I’ve just finished Module 2 of the MOOC Data Journalism course (that I mentioned in an earlier post).
The description for this module is:
“This module deals with the range of skills that journalists use to obtain data. This includes setting up alerts to regular sources of information, simple search engine techniques that can save hours of time and using laws in your own and other countries.”
And (like all the other Modules) is made up of four parts:
- Setting up ‘data newswires’
- Strategic searching – tips and tricks
- Introduction to scraping
- Data laws and sources
In Part 3, I learnt to do some basic data scraping. This, essentially, is a way of grabbing content from lists, and tables, on web sites.
We covered a few tools that make this possible. The one that did surprise me was that you can use a spreadsheet created in Google Drive.
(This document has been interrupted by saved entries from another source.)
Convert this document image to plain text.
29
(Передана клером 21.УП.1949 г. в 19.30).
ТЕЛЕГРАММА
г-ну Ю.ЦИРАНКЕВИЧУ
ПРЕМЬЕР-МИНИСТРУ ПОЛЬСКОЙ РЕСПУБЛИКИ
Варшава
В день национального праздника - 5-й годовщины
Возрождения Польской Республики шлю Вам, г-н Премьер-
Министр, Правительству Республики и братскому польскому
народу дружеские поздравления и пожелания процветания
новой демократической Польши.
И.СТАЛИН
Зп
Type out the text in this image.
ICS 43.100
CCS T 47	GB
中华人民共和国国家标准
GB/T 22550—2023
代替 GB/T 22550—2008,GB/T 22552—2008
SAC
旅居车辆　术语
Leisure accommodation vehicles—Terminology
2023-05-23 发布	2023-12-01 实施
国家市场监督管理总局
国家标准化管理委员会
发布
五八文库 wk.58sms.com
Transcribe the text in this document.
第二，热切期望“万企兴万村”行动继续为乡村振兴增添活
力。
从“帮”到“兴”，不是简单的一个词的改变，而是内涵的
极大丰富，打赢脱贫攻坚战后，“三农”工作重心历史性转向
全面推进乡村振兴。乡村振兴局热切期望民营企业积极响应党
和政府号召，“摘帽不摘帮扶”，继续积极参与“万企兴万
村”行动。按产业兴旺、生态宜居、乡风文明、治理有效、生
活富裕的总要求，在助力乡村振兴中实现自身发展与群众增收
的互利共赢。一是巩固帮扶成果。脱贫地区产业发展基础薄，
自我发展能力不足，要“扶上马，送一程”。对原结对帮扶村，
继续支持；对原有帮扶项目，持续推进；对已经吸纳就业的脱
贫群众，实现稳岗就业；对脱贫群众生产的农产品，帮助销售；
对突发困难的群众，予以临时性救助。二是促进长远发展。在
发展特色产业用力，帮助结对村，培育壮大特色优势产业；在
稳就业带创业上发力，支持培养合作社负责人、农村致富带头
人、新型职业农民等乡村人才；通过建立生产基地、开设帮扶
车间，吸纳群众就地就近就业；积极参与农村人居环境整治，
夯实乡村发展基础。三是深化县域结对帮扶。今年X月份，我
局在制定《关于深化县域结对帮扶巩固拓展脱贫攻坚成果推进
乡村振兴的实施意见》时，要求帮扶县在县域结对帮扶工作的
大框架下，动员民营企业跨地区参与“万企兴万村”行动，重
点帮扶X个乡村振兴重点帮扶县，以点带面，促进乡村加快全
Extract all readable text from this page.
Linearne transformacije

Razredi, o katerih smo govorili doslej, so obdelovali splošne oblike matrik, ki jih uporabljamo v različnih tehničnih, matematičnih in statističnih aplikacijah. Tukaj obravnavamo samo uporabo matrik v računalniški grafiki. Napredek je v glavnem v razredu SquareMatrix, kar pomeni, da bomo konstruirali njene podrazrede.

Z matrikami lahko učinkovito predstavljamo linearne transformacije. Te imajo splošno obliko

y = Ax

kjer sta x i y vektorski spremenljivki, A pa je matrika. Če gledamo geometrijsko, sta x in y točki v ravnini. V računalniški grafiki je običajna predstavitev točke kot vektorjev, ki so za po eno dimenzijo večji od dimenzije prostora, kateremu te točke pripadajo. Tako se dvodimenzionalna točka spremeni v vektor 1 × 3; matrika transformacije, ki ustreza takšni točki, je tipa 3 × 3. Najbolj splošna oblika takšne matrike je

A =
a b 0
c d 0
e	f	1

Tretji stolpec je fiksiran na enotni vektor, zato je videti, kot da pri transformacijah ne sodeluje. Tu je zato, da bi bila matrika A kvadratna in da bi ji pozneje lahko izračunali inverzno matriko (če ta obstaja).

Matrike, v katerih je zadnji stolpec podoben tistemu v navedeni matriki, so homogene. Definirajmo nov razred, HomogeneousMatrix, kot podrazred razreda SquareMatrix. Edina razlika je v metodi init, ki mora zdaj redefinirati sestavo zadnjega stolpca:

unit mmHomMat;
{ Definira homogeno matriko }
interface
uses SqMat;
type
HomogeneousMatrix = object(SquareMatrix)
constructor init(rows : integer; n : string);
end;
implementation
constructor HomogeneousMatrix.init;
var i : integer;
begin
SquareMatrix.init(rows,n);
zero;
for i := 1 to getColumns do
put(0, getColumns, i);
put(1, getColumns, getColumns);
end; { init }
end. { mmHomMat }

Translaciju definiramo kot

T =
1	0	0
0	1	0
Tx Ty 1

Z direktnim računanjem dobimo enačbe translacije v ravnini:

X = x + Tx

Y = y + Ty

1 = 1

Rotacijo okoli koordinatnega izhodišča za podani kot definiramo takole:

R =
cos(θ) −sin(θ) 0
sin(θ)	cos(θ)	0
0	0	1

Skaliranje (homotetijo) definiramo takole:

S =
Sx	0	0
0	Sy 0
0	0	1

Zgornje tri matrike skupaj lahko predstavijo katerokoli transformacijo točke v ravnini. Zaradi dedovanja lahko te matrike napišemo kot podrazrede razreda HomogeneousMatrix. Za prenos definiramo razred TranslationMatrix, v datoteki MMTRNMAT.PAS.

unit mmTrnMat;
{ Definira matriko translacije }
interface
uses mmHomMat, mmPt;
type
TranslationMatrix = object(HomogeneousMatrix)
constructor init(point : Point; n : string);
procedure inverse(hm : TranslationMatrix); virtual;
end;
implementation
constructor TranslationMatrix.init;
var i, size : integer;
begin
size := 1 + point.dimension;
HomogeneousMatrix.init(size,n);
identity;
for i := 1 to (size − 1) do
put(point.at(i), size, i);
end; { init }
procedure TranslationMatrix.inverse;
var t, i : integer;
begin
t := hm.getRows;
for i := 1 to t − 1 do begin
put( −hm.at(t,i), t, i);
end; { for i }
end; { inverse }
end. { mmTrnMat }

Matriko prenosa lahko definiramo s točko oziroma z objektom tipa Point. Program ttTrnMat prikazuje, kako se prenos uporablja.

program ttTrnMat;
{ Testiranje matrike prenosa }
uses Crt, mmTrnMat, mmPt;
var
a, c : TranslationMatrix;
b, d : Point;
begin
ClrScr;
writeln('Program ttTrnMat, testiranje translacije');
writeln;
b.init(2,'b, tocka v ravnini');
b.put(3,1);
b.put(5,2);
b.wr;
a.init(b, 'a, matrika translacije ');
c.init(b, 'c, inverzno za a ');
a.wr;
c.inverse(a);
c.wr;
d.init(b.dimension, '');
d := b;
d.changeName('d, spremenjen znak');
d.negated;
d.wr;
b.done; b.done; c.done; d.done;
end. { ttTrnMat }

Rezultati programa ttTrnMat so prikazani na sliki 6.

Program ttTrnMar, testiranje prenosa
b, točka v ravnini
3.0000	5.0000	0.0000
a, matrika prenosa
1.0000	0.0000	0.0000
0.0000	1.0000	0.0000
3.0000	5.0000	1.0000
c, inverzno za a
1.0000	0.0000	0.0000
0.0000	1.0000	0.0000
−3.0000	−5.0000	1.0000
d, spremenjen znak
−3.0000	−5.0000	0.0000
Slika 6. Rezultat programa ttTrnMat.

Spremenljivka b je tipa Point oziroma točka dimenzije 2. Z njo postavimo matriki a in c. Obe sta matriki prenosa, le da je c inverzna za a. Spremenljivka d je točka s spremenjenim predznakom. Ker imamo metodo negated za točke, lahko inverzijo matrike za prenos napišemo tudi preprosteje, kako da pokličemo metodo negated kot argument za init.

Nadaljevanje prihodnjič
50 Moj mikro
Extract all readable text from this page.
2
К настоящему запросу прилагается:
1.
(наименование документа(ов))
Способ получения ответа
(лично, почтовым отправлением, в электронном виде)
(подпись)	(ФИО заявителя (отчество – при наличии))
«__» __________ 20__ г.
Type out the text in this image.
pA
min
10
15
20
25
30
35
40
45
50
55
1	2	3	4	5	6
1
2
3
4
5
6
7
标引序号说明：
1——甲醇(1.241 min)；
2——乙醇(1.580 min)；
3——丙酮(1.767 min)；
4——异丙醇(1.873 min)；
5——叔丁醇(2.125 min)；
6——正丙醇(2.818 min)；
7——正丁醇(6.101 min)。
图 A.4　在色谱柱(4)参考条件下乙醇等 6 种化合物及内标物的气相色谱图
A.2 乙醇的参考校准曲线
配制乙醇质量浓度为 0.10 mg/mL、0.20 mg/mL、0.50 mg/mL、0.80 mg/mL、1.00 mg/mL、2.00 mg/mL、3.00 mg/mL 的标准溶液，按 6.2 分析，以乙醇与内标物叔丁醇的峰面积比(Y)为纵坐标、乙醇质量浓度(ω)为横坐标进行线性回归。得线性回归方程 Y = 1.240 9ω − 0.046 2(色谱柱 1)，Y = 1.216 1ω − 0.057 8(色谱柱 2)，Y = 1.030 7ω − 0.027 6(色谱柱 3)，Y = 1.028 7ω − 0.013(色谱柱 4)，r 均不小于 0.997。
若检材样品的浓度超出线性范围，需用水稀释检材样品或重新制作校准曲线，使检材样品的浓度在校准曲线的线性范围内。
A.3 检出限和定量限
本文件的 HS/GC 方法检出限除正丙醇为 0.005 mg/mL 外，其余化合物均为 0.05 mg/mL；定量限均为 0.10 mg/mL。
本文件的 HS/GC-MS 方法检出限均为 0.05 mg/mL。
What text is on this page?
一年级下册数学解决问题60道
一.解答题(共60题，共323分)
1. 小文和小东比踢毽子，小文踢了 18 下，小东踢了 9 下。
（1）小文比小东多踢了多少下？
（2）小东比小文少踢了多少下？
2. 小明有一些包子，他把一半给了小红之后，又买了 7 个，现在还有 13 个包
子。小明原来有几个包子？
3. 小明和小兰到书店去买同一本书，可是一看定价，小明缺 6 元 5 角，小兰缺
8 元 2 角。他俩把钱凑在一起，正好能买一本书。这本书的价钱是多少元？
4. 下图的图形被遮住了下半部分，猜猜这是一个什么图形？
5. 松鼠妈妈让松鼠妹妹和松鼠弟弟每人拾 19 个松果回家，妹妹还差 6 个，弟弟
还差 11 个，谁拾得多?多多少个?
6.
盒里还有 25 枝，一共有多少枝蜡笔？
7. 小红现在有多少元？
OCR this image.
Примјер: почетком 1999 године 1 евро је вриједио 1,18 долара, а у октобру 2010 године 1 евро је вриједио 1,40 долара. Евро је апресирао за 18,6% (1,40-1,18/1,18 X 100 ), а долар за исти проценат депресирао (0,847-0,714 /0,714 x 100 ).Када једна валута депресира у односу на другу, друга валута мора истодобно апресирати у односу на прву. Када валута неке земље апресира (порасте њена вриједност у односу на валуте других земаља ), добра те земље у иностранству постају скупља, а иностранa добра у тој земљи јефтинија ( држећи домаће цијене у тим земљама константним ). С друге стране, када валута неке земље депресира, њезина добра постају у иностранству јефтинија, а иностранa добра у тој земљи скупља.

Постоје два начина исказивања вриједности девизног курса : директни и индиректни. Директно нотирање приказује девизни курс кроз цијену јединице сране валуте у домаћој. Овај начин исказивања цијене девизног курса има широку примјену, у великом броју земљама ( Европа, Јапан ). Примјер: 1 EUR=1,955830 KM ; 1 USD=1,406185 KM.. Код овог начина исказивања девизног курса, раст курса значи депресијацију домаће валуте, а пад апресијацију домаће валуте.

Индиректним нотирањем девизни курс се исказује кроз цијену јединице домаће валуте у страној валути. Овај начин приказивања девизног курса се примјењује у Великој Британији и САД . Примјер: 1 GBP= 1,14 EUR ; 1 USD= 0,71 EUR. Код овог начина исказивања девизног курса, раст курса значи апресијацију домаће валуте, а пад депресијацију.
The command is IMPORTHTML(url, query, index)
Just as a practice I used it to scrape the list of Titanic passengers from Wikipedia.
Here’s the Wikipedia link: http://en.wikipedia.org/wiki/List_of_Titanic_passengers#Survivors_and_victims
And here is the Google spreadsheet that I imported the data to: https://docs.google.com/spreadsheets/d/1g_ngM049ZgAPh25UXMmwWwMDlvGY_nD6aGbFLhBJwXo/edit?usp=sharing
It was my first scraping, and nothing fancy. Also the data does need a bit of cleaning (in one case, there was extra info in the HTML that the scraping pulled in).
Also, this functionality is not just available in Google Spreadsheet. I have read that Excel can also do this. If you know of any more, please let me know.